Una oportunidad para la solidaridad y la generosidad. Palabras que parecen propias de de una utopía, pero que cuando atraviesas un proceso oncológico o de enfermedad un poco compleja, te das cuenta de cuán bueno sería que formaran parte de lo cotidiano. ¡Cuánta falta nos hacen a nosotros y al resto del mundo! ¿Cómo no nos damos cuenta? ¿Por qué siempre pensarlo desde nuestra propia necesidad y no hacerlo naturalmente, solo por el prójimo?

Una oportunidad para honrar el misterio de la vida y no temer a la muerte. Sea cual sea nuestra creencia, todos tenemos una misión en nuestra vida y, seguramente, a alguien a quien encomendarnos. La caída del cabello, los dolores del cuerpo, las uñas quebradas, los glóbulos blancos en franca caída, la sensación de no llegar a pasar todas las quimioterapias, las náuseas, la piel quemada por la radioterapia, las cicatrices de una cirugía, la amputación de una parte del cuerpo, la sensación de morir en el intento de seguir viviendo…, de todo eso se sale, ya sea a la vida terrenal o a la vida espiritual. El cielo también necesita más ángeles para acompañar desde otro lugar a quienes lo necesitan. Esa podría ser una hermosa misión. No temer a la muerte es uno de los requisitos para andar ligero por la vida.

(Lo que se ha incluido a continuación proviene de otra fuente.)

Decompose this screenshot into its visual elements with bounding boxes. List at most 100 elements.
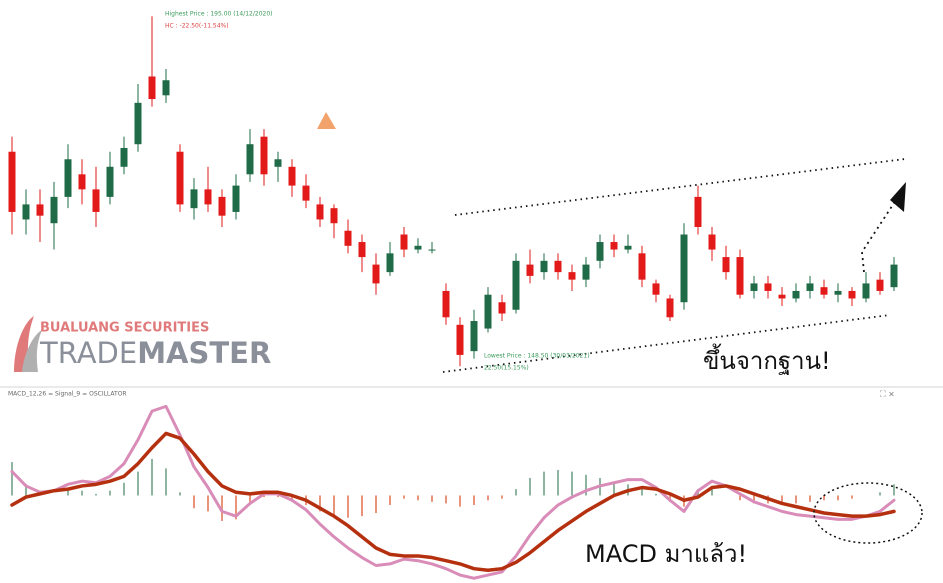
histogram-bar (249, 495, 251, 506)
candle-body (414, 245, 422, 250)
histogram-bar (823, 495, 825, 501)
line-series (10, 431, 896, 573)
candle-body (218, 196, 226, 216)
candle-body (890, 264, 898, 288)
candle-body (50, 196, 58, 224)
histogram-bar (445, 495, 447, 504)
candle-body (204, 189, 212, 205)
histogram-bar (417, 495, 419, 501)
candle-body (36, 204, 44, 216)
candle-body (456, 324, 464, 355)
histogram-bar (347, 495, 349, 518)
candle-body (694, 196, 702, 227)
candle-body (834, 290, 842, 295)
histogram-bar (515, 489, 517, 496)
high-change: HC : -22.50(-11.54%) (165, 23, 229, 30)
logo: BUALUANG SECURITIES TRADEMASTER (14, 316, 271, 372)
candle-body (652, 283, 660, 295)
panel-icons: ⛶ × (879, 390, 895, 399)
candle-body (386, 253, 394, 273)
candle-body (8, 151, 16, 212)
candle-body (288, 166, 296, 186)
histogram-bar (753, 495, 755, 504)
candle-body (582, 264, 590, 280)
candle-body (820, 287, 828, 295)
histogram-bar (543, 471, 545, 496)
candle-body (806, 283, 814, 291)
candle-body (106, 166, 114, 197)
line-series (10, 404, 896, 580)
candle-body (484, 294, 492, 329)
histogram-bar (179, 492, 181, 496)
candle-body (596, 242, 604, 261)
histogram-bar (837, 495, 839, 501)
arrow (861, 199, 897, 273)
histogram-bar (235, 495, 237, 520)
candle-body (120, 147, 128, 167)
candle-body (176, 151, 184, 205)
histogram-bar (25, 484, 27, 496)
histogram-bar (361, 495, 363, 517)
histogram-bar (11, 462, 13, 496)
histogram-bar (851, 495, 853, 499)
candle-body (778, 294, 786, 299)
candle-body (316, 204, 324, 220)
candle-body (540, 260, 548, 273)
histogram-bar (655, 493, 657, 496)
histogram-bar (529, 477, 531, 496)
low-change: 22.50(15.15%) (484, 365, 529, 372)
candle-body (232, 185, 240, 212)
histogram-bar (487, 495, 489, 501)
candle-body (246, 144, 254, 175)
histogram-bar (459, 495, 461, 507)
candle-body (792, 290, 800, 299)
histogram-bar (319, 495, 321, 512)
candle-body (134, 102, 142, 145)
candle-body (568, 272, 576, 280)
histogram-bar (795, 495, 797, 504)
histogram-bar (431, 495, 433, 502)
histogram-bar (123, 482, 125, 496)
candle-body (554, 260, 562, 273)
logo-swoosh (14, 316, 34, 372)
logo-product-light: TRADE (39, 336, 137, 370)
arrow-head (890, 182, 906, 212)
candle-body (498, 302, 506, 314)
histogram-bar (165, 468, 167, 496)
histogram-bar (137, 471, 139, 496)
highlight-ellipse (813, 482, 923, 544)
histogram-bar (571, 471, 573, 496)
histogram-bar (207, 495, 209, 512)
candle-body (344, 230, 352, 246)
histogram-bar (95, 493, 97, 496)
histogram-bar (879, 492, 881, 496)
macd-title: MACD_12,26 = Signal_9 = OSCILLATOR (8, 391, 127, 398)
candle-body (470, 321, 478, 352)
candle-body (162, 80, 170, 96)
candle-body (722, 257, 730, 273)
logo-product: TRADEMASTER (39, 336, 271, 370)
candle-body (638, 253, 646, 280)
candle-body (764, 283, 772, 291)
histogram-bar (711, 489, 713, 496)
histogram-bar (809, 495, 811, 502)
candle-body (148, 76, 156, 100)
candle-body (64, 159, 72, 197)
histogram-bar (389, 495, 391, 506)
histogram-bar (263, 495, 265, 498)
histogram-bar (501, 495, 503, 499)
macd-annotation: MACD มาแล้ว! (585, 540, 747, 568)
histogram-bar (291, 495, 293, 501)
candle-body (512, 260, 520, 310)
histogram-bar (333, 495, 335, 517)
candle-body (274, 159, 282, 167)
logo-swoosh (22, 330, 42, 372)
histogram-bar (473, 495, 475, 506)
candle-body (610, 242, 618, 250)
candle-body (372, 264, 380, 284)
candle-body (848, 290, 856, 299)
candle-body (708, 234, 716, 250)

La frase para mí, después de todo, no sería no te metas con alguien que desea morir en batalla, sino “no te metas conmigo, porque no me vas a encontrar”. Voy honrando la vida con pequeñas batallas, unas ganadas y otras perdidas, pero que aumentan mi equipaje con humildad, amor, solidaridad y empatía. Voy liviana de peso y no me detengo más.

El cáncer fue una lección. Así, en pasado. Estoy en ausencia de enfermedad en este momento. Y lo aprovecho; aprendo y crezco en mi interior. Disfruto. Y me preparo para lo que venga, para la siguiente batalla. Vivir es todo eso. ¡Y estoy viva!

Elegí ser protagonista de mi vida y no víctima de lo circunstancial; esa es la gran oportunidad que marca mi renacer. Gracias al cáncer, ese desgraciado, me di cuenta de todo eso. ¡Y me siento excelente así!